This project is a self-hostable application to randomly destroy virtual machines in a BOSH-managed environment, as an aid to resilience testing of high-availability systems. Its main features are:
- Triggers on a user-defined schedule, selecting 0 or more VMs to destroy at random during each run.
- Manual triggering of unscheduled destroys.
- Per-deployment and per-job probabilities for destruction of member VMs.
- Optional blacklisting of deployments and jobs to protect their members from destruction.
- Runs against different types of IaaS (e.g. AWS, vSphere) using a small infrastructure API.
- Optionally records activities to DataDog.
Although Chaos Lemur recognizes deployments and jobs, it is not possible to select an entire deployment or job for destruction. Entire deployments and jobs will be destroyed over time by chance, given sufficient runs.
The application is written in Java 8 and packaged as a self executable JAR file. This enables it to run anywhere that Java is available. Building the application (required for deployment) requires Maven.

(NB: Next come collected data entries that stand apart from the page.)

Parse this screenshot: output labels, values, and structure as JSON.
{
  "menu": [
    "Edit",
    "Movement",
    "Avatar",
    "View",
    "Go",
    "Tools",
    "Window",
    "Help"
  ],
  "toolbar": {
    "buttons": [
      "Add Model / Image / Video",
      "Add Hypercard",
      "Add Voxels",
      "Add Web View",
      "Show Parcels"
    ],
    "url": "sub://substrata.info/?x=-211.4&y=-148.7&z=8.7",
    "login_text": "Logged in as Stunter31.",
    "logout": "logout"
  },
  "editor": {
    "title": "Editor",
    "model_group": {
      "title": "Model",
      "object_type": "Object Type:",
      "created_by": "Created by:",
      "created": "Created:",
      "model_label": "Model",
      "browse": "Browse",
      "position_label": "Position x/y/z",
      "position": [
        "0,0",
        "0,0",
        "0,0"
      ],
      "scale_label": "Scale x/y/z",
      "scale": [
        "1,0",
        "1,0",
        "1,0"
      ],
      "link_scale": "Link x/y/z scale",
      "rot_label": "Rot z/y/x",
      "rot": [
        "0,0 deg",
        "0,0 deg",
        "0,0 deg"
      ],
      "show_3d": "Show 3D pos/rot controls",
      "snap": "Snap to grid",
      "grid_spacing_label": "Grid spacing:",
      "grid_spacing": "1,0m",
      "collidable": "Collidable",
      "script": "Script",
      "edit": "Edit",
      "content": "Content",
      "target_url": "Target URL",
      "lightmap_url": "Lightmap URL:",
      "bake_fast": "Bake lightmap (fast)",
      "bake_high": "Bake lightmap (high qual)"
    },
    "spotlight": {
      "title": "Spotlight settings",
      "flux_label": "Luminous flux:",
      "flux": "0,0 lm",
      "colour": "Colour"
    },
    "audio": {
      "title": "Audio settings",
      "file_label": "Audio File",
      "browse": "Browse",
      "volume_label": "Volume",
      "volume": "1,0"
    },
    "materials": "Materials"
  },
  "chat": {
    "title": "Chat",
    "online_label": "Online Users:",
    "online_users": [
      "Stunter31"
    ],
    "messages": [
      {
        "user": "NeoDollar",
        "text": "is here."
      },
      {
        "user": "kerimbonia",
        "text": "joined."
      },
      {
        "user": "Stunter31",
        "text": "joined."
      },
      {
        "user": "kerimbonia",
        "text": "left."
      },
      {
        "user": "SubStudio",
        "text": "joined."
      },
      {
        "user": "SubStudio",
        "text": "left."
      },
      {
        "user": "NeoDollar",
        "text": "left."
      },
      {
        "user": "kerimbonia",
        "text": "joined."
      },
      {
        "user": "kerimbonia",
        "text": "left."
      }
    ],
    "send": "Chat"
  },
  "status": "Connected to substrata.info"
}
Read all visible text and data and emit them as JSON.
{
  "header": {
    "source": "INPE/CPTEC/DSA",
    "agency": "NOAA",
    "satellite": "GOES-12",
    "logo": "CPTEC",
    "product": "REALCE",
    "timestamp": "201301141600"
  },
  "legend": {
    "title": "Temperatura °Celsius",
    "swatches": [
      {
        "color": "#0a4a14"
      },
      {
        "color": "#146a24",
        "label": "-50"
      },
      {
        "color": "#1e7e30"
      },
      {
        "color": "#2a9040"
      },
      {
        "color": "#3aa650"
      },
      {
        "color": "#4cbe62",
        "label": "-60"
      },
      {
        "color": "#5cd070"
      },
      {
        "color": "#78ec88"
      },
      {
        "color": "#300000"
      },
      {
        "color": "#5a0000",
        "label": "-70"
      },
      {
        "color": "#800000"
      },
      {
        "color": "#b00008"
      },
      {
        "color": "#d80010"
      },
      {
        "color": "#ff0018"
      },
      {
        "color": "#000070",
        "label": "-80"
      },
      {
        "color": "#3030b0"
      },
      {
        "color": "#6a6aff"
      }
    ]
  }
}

Since the application is designed to work in a PaaS environment, all configuration is done with environment variables.
| Key | Description |
|---|---|
| `<DEPLOYMENT | JOB>_PROBABILITY` |
AWS_ACCESSKEYID |
Gives Chaos Lemur access to your AWS infrastructure to destroy VMs. |
AWS_SECRETACCESSKEY |
Used with the AWS_ACCESSKEYID to give AWS access. |
BLACKLIST |
A comma delimited list of deployments and jobs. Any member of the deployment or job will be excluded from destruction. Default is blank, i.e. all members of all deployments and jobs are eligible for destruction. |
DATADOG_APIKEY |
Allows Chaos Lemur to log destruction events to DataDog. If this value is not set Chaos Lemur will redirect the output to the logger at INFO level. |
DATADOG_APPKEY |
Used with the DATADOG_APIKEY to give DataDog access. |
DATADOG_TAGS |
A set of tags to attach to each DataDog event. |
DEFAULT_PROBABILITY |
The default probability for a VM to be destroyed, ranging from 0.0 (will never be destroyed) to 1.0 (will always be destroyed). The probability is per run, with each run independent of any other. Default is 0.2. |
DIRECTOR_HOST |
The BOSH Director host to query for destruction candidates |
DIRECTOR_PASSWORD |
Used with DIRECTOR_HOST to give BOSH Director access. |
DIRECTOR_USERNAME |
Used with DIRECTOR_HOST to give BOSH Director access. |
DRYRUN |
Causes Chaos Lemur to omit the actual destruction of VMs, but work properly in all other respects. The default is false. |
SCHEDULE |
The schedule to trigger a run of Chaos Lemur. Defined using Spring cron syntax, so 0 0/10 * * * * would run every 10 minutes. Default is 0 0 * * * * (once per hour, on the hour). |
VSPHERE_HOST |
The vSphere host to used to destroy VMs. |
VSPHERE_PASSWORD |
Used with VSPHERE_HOST to give vSphere access. |
VSPHERE_USERNAME |
Used with VSPHERE_HOST to give vSphere access. |
Chaos Lemur can use Redis to persist its status across restarts (e,g. if the PaaS environment forces a reboot). If a Redis Cloud instance called chaos-lemur-persistence exists, Chaos Lemur will use it. Chaos Lemur only requires a few bytes of storage, so the smallest Redis plan should be sufficient.
The following instructions assume that you have created an account and installed the cf command line tool.
In order to automate the deployment process as much as possible, the project contains a Cloud Foundry manifest. To deploy run the following commands:
mvn clean package
cf pushTo confirm that Chaos Lemur has started correctly run:
cf logs chaos-lemur --recentChaos Lemur is designed to run continuously, destroying VMs on a definable schedule. To help with testing and development it is possible to pause and resume destroys using its RESTful API. All data is sent and received as application/json.
| Call | Payload | Status | Description |
|---|---|---|---|
GET /state |
`{ "status": "[STOPPED | STARTED]" }` | 200 |
POST /state |
{ "status": "STOPPED" } |
202 |
Pause Chaos Lemur indefinitely |
POST /state |
{ "status": "STARTED" } |
202 |
Resume Chaos Lemur |
POST /chaos |
{ "event": "DESTROY" } |
202 |
Initiate a round of destroys. The destroys will happen even if Chaos Lemur is stopped. Returns the Location of a task for the destroy. |
GET /task |
- | 200 |
Reports the above information for all tasks. |
GET /task/{id} |
- | 200 |
Reports the status (`{ "COMPLETE |
The project is set up as a Maven project and doesn't have any special requirements beyond that. It has been created using IntelliJ and contains configuration information for that environment, but should work with other IDEs.
The project is released under version 2.0 of the Apache License.